Una riflessione sulla caduta del Muro.

 

In questi giorni si celebra il ventennale della caduta del Muro di Berlino. Un anno straordinario, che mi ha lasciato il ricordo emozionante del grande Mstislav Leopol’dovič Rostropovič che suonava il violoncello addossato alle rovine, di tanti uomini e donne che festosamente danzavano e cantavano alla fine di un’epoca di divisioni. Ma mi torna anche il ricordo amaro della rivoluzione rumena, che versò fiumi di sangue nel Natale del 1989, e di Piazza Tien A Men in Cina, troppo in fretta dimenticata – in nome dell’economia e della politica – da tutti gli Stati del mondo.

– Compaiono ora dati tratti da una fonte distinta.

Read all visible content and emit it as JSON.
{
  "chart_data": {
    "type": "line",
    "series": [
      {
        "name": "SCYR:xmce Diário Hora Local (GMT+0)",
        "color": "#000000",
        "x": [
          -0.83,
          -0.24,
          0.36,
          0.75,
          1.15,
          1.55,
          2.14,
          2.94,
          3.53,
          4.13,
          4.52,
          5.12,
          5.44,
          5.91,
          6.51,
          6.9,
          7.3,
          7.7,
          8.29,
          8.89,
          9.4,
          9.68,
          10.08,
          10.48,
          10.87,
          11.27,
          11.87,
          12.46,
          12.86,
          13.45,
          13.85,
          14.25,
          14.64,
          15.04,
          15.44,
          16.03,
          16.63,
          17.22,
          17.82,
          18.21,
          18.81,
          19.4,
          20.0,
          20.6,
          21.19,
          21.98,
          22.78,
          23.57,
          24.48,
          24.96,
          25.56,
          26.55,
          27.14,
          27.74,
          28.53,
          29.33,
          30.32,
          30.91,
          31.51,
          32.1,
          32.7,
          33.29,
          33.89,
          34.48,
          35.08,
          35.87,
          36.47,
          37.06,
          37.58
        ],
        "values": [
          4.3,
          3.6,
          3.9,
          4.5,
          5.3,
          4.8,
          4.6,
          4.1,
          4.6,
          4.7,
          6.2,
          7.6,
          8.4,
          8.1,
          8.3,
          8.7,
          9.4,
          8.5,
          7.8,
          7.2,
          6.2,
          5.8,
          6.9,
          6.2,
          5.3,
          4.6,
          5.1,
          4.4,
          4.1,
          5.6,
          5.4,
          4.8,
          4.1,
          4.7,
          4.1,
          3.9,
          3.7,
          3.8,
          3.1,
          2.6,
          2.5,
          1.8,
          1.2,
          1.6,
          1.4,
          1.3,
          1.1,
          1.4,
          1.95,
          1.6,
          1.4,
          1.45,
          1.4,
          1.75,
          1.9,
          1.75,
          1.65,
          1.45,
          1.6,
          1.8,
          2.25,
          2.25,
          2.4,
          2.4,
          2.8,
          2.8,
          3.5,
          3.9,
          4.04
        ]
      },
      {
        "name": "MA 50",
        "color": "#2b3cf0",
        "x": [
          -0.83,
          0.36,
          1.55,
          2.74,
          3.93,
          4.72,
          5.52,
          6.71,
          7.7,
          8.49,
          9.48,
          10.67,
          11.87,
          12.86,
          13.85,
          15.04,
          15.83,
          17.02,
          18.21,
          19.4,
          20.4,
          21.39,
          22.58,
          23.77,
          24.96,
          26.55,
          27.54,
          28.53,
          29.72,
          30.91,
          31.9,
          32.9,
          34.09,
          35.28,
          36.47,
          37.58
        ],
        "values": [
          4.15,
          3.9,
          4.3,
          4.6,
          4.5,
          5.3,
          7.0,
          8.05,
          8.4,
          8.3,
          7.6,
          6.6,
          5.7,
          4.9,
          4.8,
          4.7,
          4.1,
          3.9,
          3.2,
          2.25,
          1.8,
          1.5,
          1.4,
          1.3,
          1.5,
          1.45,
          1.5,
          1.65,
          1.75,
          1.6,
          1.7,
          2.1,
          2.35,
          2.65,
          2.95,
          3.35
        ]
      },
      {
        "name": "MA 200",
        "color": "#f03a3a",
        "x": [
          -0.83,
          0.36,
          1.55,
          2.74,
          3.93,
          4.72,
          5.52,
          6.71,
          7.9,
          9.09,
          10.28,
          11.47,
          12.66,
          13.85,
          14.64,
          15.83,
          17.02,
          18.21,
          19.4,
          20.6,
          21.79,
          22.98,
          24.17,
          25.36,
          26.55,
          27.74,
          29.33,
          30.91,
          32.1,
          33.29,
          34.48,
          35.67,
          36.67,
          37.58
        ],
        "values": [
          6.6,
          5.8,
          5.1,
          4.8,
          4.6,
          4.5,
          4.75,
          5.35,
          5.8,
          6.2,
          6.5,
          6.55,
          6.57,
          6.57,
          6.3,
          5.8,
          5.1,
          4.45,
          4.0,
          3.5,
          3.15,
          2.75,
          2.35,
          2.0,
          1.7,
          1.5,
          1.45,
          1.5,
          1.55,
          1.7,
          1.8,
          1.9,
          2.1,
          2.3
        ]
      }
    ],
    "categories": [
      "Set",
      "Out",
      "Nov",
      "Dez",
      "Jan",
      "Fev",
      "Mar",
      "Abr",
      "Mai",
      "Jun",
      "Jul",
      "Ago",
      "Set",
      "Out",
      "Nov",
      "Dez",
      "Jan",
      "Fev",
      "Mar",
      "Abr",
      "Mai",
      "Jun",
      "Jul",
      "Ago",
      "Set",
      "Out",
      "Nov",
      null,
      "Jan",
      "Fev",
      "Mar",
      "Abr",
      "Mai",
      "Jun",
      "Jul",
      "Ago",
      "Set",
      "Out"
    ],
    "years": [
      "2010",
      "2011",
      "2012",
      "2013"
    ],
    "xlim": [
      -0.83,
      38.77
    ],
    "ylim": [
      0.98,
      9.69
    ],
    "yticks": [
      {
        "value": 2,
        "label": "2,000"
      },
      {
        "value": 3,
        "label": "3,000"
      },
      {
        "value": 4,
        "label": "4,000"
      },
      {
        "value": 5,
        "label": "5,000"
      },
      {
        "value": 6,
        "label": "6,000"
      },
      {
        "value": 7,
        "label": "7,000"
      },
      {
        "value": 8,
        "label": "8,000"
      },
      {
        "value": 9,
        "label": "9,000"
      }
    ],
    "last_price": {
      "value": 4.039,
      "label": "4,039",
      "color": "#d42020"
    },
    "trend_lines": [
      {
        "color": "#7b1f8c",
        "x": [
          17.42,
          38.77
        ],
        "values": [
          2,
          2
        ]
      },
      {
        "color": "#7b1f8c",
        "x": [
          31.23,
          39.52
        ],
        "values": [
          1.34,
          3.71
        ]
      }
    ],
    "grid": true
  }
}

Mi sono tornati in mano questi versi che scrissi nel 1986, quando tutti pensavano – e ci credevano realmente – all’eternità del Muro, totem immobile a cui furono immolate tante vittime dell’idiozia umana. In quegli anni, il Muro veniva superato, abbattuto, dagli Intellettuali di tutta la Terra, che riuscivano comunque a far dialogare le due parte del mondo diviso: erano gli anni formidabili in cui organizzavo mostre di Arte Postale dove esponevo opere di Artisti dell’Est europeo che riuscivano – nei modi più impensabili – a superare la cortina di ferro prendendosi gioco dei potenti.  Oggi ben poco è rimasto di quell’epoca, se ancora oggi all’interno delle Democrazie occidentali si continua a parlare di censura alla satira politica, di controllo dell’informazione, di giustizia iniqua. Nuovi muri in cui è difficile fare breccia, se non alzando la voce e ricevendo querele.

L’eternità del Muro

Assorbiva radiazioni e pioggia,

graffiato, senza radici lungo i fiumi,

come un laccio a chiudere il sanguinare del mondo.

Conosceva l’uomo e il mutare delle stagioni,

lavorato dall’erosione e dal gelo.

Ricordava l’Ecce Homo. Stava lì inutile,

come un moribondo in croce;

chiedendosi se l’eternità è un dono agli dei

o una presenza del Dio per chi servì le sue creature.